Tamyra Mensah-Stock, a delightfully bubbly and awesomely powerful American wrestler, almost quit the sport as after her father died in a car crash on the way home from one of her high-school tournaments. The 28-year-old won the 68kg freestyle wrestling, becoming the first Black woman to claim an Olympic wrestling gold.

Outside the arenas highlight

Hard to imagine a better sightseeing tour than the Yurikamome elevated train line that offers spectacular views of the city as it whizzes quickly and smoothly from dense, high-rise central Tokyo over the elegant Rainbow suspension bridge to the modern, spacious waterfront district where many Olympics venues were located.

One to watch for Paris 2024

Breakdancing – or breaking as it will be called when it debuts as an Olympic sport. Whether it merits inclusion ahead of, say, cricket (which was played in Paris in the 1900 Games), is a valid debate. But it makes sense for the IOC to chase young audiences and skateboarding, surfing, climbing and BMX were great fun here.

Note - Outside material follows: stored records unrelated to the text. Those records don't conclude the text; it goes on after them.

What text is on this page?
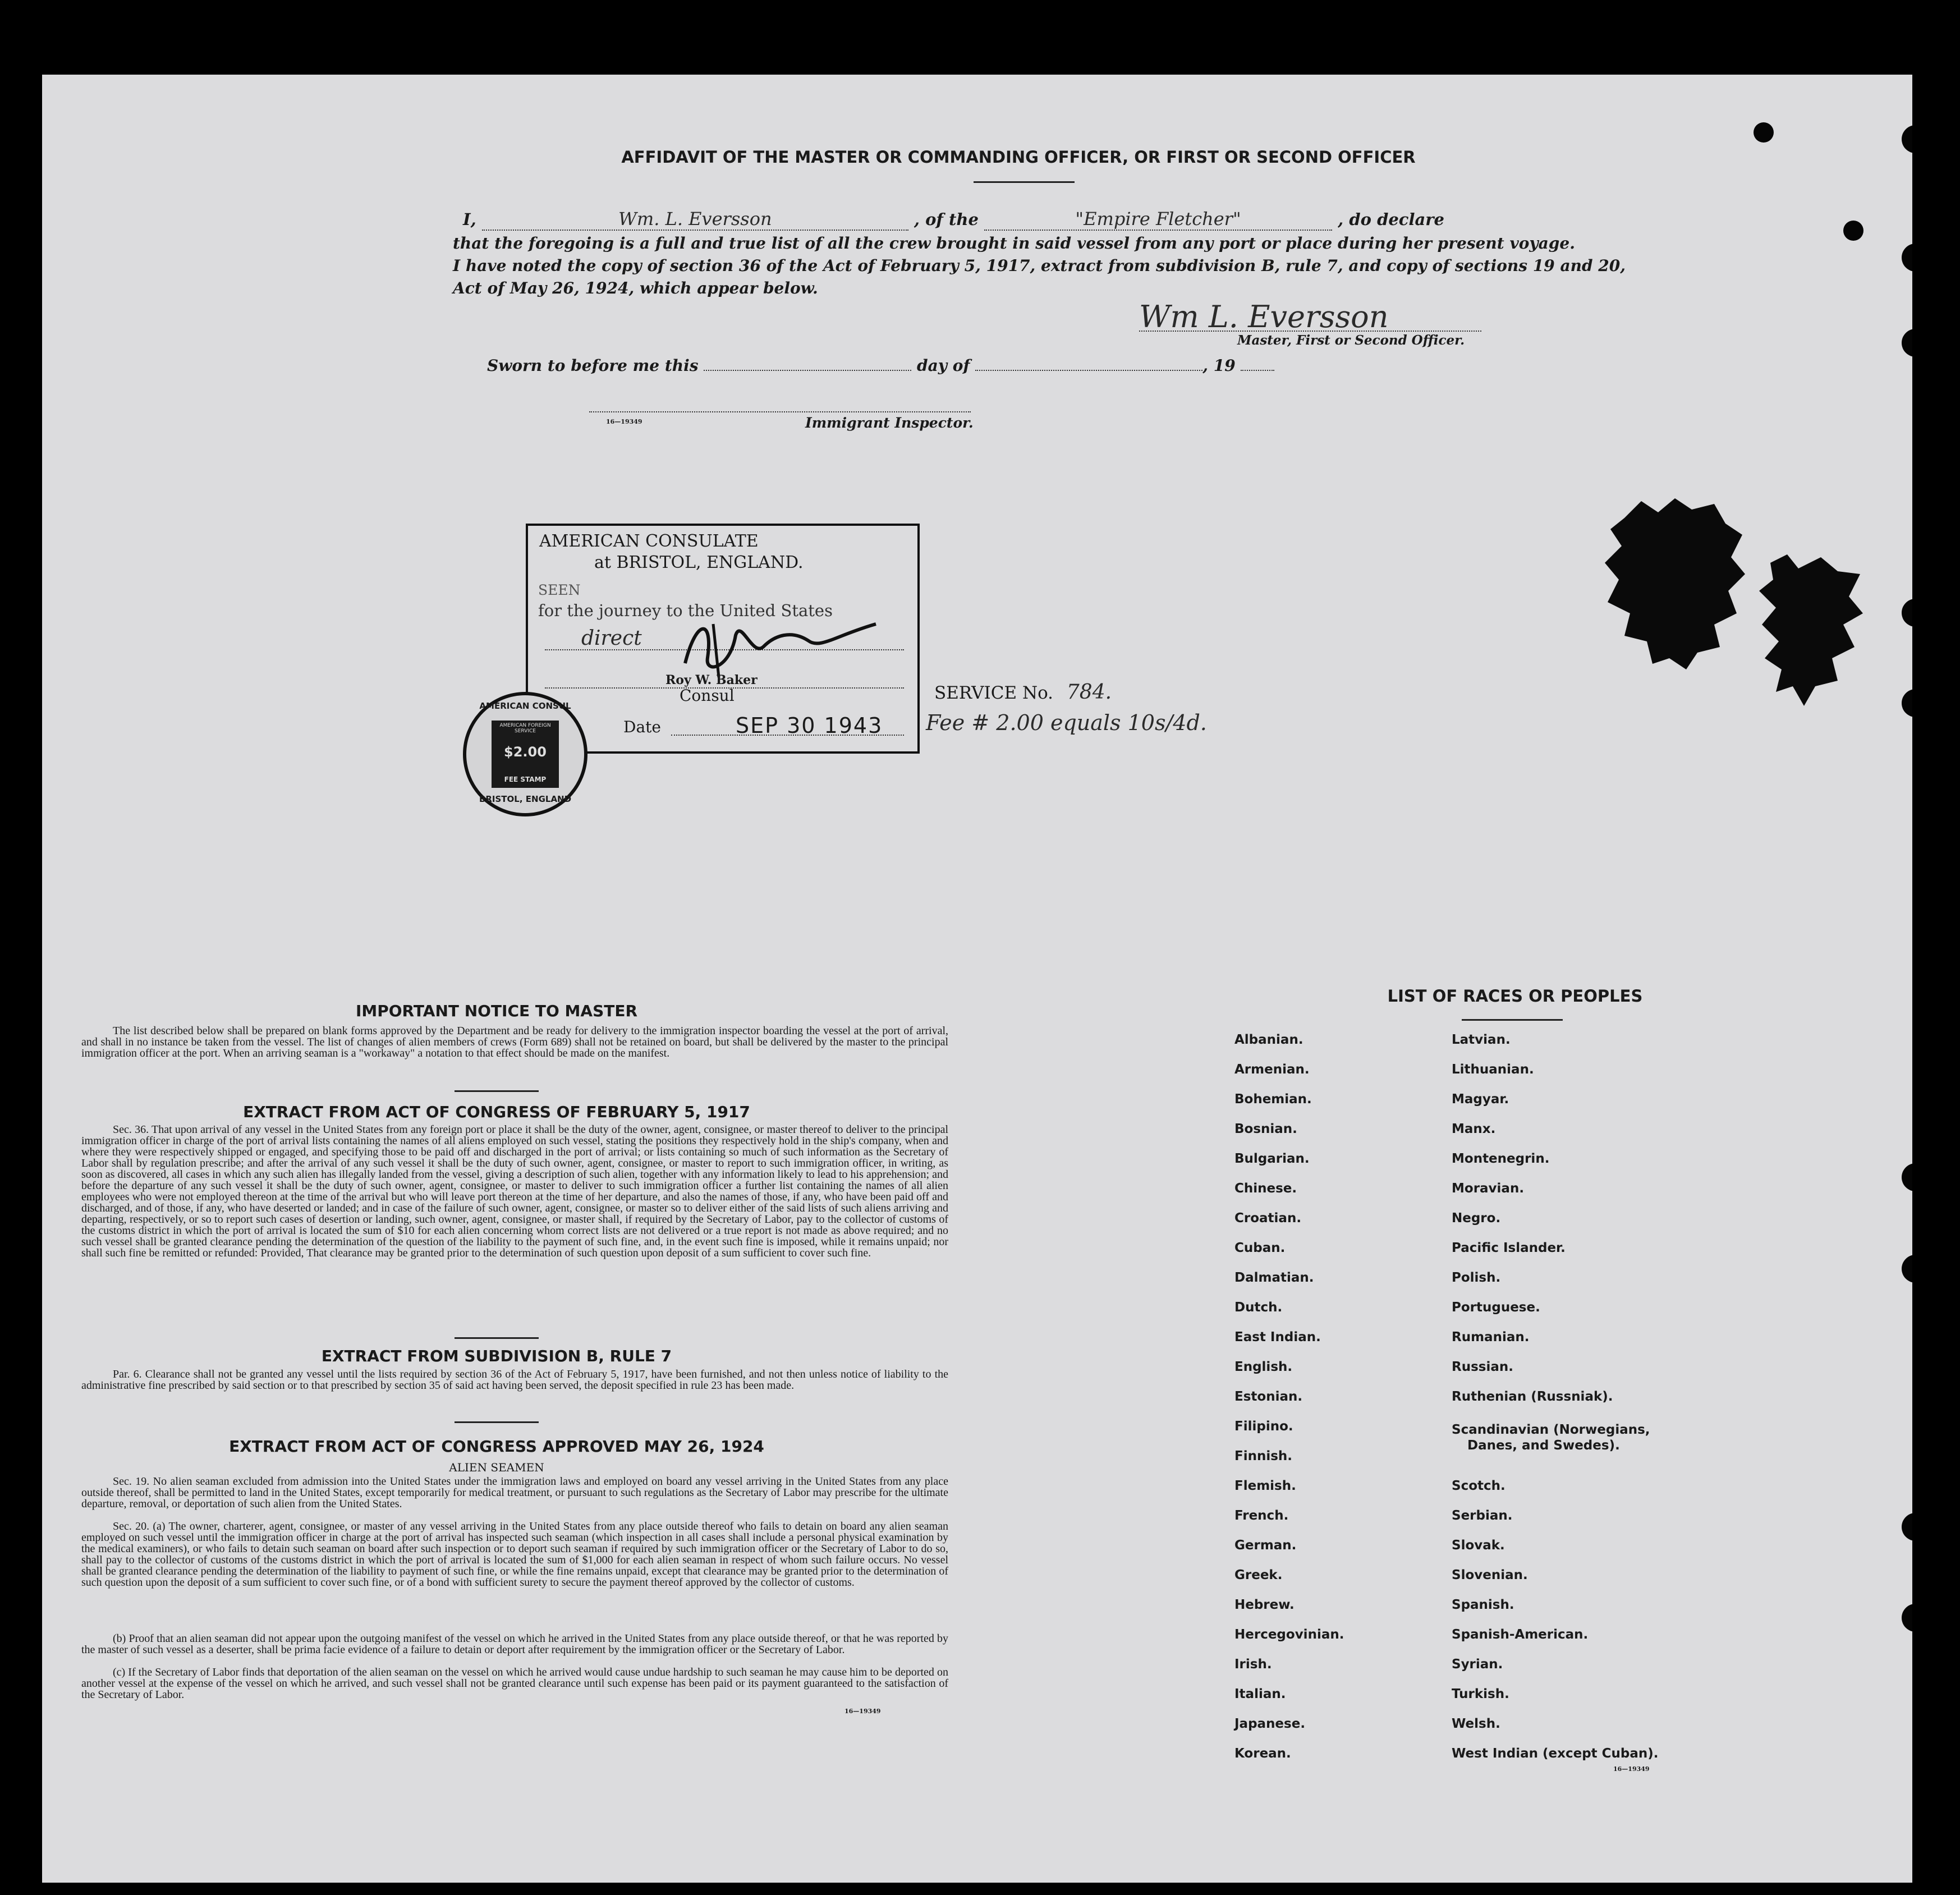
AFFIDAVIT OF THE MASTER OR COMMANDING OFFICER, OR FIRST OR SECOND OFFICER
I,	Wm. L. Eversson	, of the	"Empire Fletcher"	, do declare
that the foregoing is a full and true list of all the crew brought in said vessel from any port or place during her present voyage.
I have noted the copy of section 36 of the Act of February 5, 1917, extract from subdivision B, rule 7, and copy of sections 19 and 20,
Act of May 26, 1924, which appear below.
Wm L. Eversson
Master, First or Second Officer.
Sworn to before me this	day of	, 19
16—19349	Immigrant Inspector.
AMERICAN CONSULATE
at BRISTOL, ENGLAND.
SEEN
for the journey to the United States
direct
Roy W. Baker
Consul
Date	SEP 30 1943
AMERICAN CONSUL
BRISTOL, ENGLAND
AMERICAN FOREIGN SERVICE
$2.00
FEE STAMP
SERVICE No. 784.
Fee # 2.00 equals 10s/4d.
IMPORTANT NOTICE TO MASTER

The list described below shall be prepared on blank forms approved by the Department and be ready for delivery to the immigration inspector boarding the vessel at the port of arrival, and shall in no instance be taken from the vessel. The list of changes of alien members of crews (Form 689) shall not be retained on board, but shall be delivered by the master to the principal immigration officer at the port. When an arriving seaman is a "workaway" a notation to that effect should be made on the manifest.

EXTRACT FROM ACT OF CONGRESS OF FEBRUARY 5, 1917

Sec. 36. That upon arrival of any vessel in the United States from any foreign port or place it shall be the duty of the owner, agent, consignee, or master thereof to deliver to the principal immigration officer in charge of the port of arrival lists containing the names of all aliens employed on such vessel, stating the positions they respectively hold in the ship's company, when and where they were respectively shipped or engaged, and specifying those to be paid off and discharged in the port of arrival; or lists containing so much of such information as the Secretary of Labor shall by regulation prescribe; and after the arrival of any such vessel it shall be the duty of such owner, agent, consignee, or master to report to such immigration officer, in writing, as soon as discovered, all cases in which any such alien has illegally landed from the vessel, giving a description of such alien, together with any information likely to lead to his apprehension; and before the departure of any such vessel it shall be the duty of such owner, agent, consignee, or master to deliver to such immigration officer a further list containing the names of all alien employees who were not employed thereon at the time of the arrival but who will leave port thereon at the time of her departure, and also the names of those, if any, who have been paid off and discharged, and of those, if any, who have deserted or landed; and in case of the failure of such owner, agent, consignee, or master so to deliver either of the said lists of such aliens arriving and departing, respectively, or so to report such cases of desertion or landing, such owner, agent, consignee, or master shall, if required by the Secretary of Labor, pay to the collector of customs of the customs district in which the port of arrival is located the sum of $10 for each alien concerning whom correct lists are not delivered or a true report is not made as above required; and no such vessel shall be granted clearance pending the determination of the question of the liability to the payment of such fine, and, in the event such fine is imposed, while it remains unpaid; nor shall such fine be remitted or refunded: Provided, That clearance may be granted prior to the determination of such question upon deposit of a sum sufficient to cover such fine.

EXTRACT FROM SUBDIVISION B, RULE 7

Par. 6. Clearance shall not be granted any vessel until the lists required by section 36 of the Act of February 5, 1917, have been furnished, and not then unless notice of liability to the administrative fine prescribed by said section or to that prescribed by section 35 of said act having been served, the deposit specified in rule 23 has been made.

EXTRACT FROM ACT OF CONGRESS APPROVED MAY 26, 1924
ALIEN SEAMEN

Sec. 19. No alien seaman excluded from admission into the United States under the immigration laws and employed on board any vessel arriving in the United States from any place outside thereof, shall be permitted to land in the United States, except temporarily for medical treatment, or pursuant to such regulations as the Secretary of Labor may prescribe for the ultimate departure, removal, or deportation of such alien from the United States.

Sec. 20. (a) The owner, charterer, agent, consignee, or master of any vessel arriving in the United States from any place outside thereof who fails to detain on board any alien seaman employed on such vessel until the immigration officer in charge at the port of arrival has inspected such seaman (which inspection in all cases shall include a personal physical examination by the medical examiners), or who fails to detain such seaman on board after such inspection or to deport such seaman if required by such immigration officer or the Secretary of Labor to do so, shall pay to the collector of customs of the customs district in which the port of arrival is located the sum of $1,000 for each alien seaman in respect of whom such failure occurs. No vessel shall be granted clearance pending the determination of the liability to payment of such fine, or while the fine remains unpaid, except that clearance may be granted prior to the determination of such question upon the deposit of a sum sufficient to cover such fine, or of a bond with sufficient surety to secure the payment thereof approved by the collector of customs.

(b) Proof that an alien seaman did not appear upon the outgoing manifest of the vessel on which he arrived in the United States from any place outside thereof, or that he was reported by the master of such vessel as a deserter, shall be prima facie evidence of a failure to detain or deport after requirement by the immigration officer or the Secretary of Labor.

(c) If the Secretary of Labor finds that deportation of the alien seaman on the vessel on which he arrived would cause undue hardship to such seaman he may cause him to be deported on another vessel at the expense of the vessel on which he arrived, and such vessel shall not be granted clearance until such expense has been paid or its payment guaranteed to the satisfaction of the Secretary of Labor.

16—19349
LIST OF RACES OR PEOPLES
Albanian.
Armenian.
Bohemian.
Bosnian.
Bulgarian.
Chinese.
Croatian.
Cuban.
Dalmatian.
Dutch.
East Indian.
English.
Estonian.
Filipino.
Finnish.
Flemish.
French.
German.
Greek.
Hebrew.
Hercegovinian.
Irish.
Italian.
Japanese.
Korean.
Latvian.
Lithuanian.
Magyar.
Manx.
Montenegrin.
Moravian.
Negro.
Pacific Islander.
Polish.
Portuguese.
Rumanian.
Russian.
Ruthenian (Russniak).
Scandinavian (Norwegians,
Danes, and Swedes).
Scotch.
Serbian.
Slovak.
Slovenian.
Spanish.
Spanish-American.
Syrian.
Turkish.
Welsh.
West Indian (except Cuban).
16—19349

What I’ll miss most about Tokyo 2020 is …

The unfailing politeness and helpfulness of the volunteers and other local workers, many of them spending long hours outside in miserable heat and humidity performing thankless and repetitive tasks at a Games many Japanese people did not want to happen. But they were just as friendly on day 19 as day one.

Stephen McMillan

Best moment of the Games

The blue riband event in the blue riband sport, but with a twist: in a post-Bolt Olympics, it was the women’s 100m final that felt like the pinnacle of the track and field programme, not the men’s. It had intrigue, rivalries and A-list casting – plus a box office winner in Elaine Thompson-Herah.

Toughest thing to watch

Olympians pushing themselves to the limit in brutal heat and these endeavours taking place in empty arenas where nobody could show their appreciation and from which no children could take lifelong memories and inspiration.

Team GB took the mixed Triathlon relay and the format was a huge success.
Team GB took the mixed Triathlon relay and the format was a huge success. Photograph: Kacper Pempel/Reuters

Star of the Games

Mixed events. The triathlon, swimming and athletics mixed relays were a joy to behold and the competitors seemed to get a thrill from them too. So what about mixed synchro diving? Mixed rowing? Mixed gymnastics? Mixed cycle relays? Any sport that can introduce a mixed event should add it to their programme in time for Paris 2024.

Outside the arenas highlight

The warmth and kindness of Tokyoites. These Games have been imposed on them against their will, they will foot the bill for it and they could not even go to watch them. They could be forgiven for being unwelcoming, but showed the utmost hospitality.

One to watch for Paris 2024

Erriyon Knighton will be 20 by the time Paris comes around; only a foolish punter would bet against him making a serious challenge to the top step of the sprinters’ podium.

What I’ll miss most about Tokyo 2020 is …

The sport and the camaraderie, not just among Guardian colleagues, but in the wider Olympic bubble. We knew it was a privilege to be here, whatever the difficulties, and it was an even greater privilege to be so welcomed.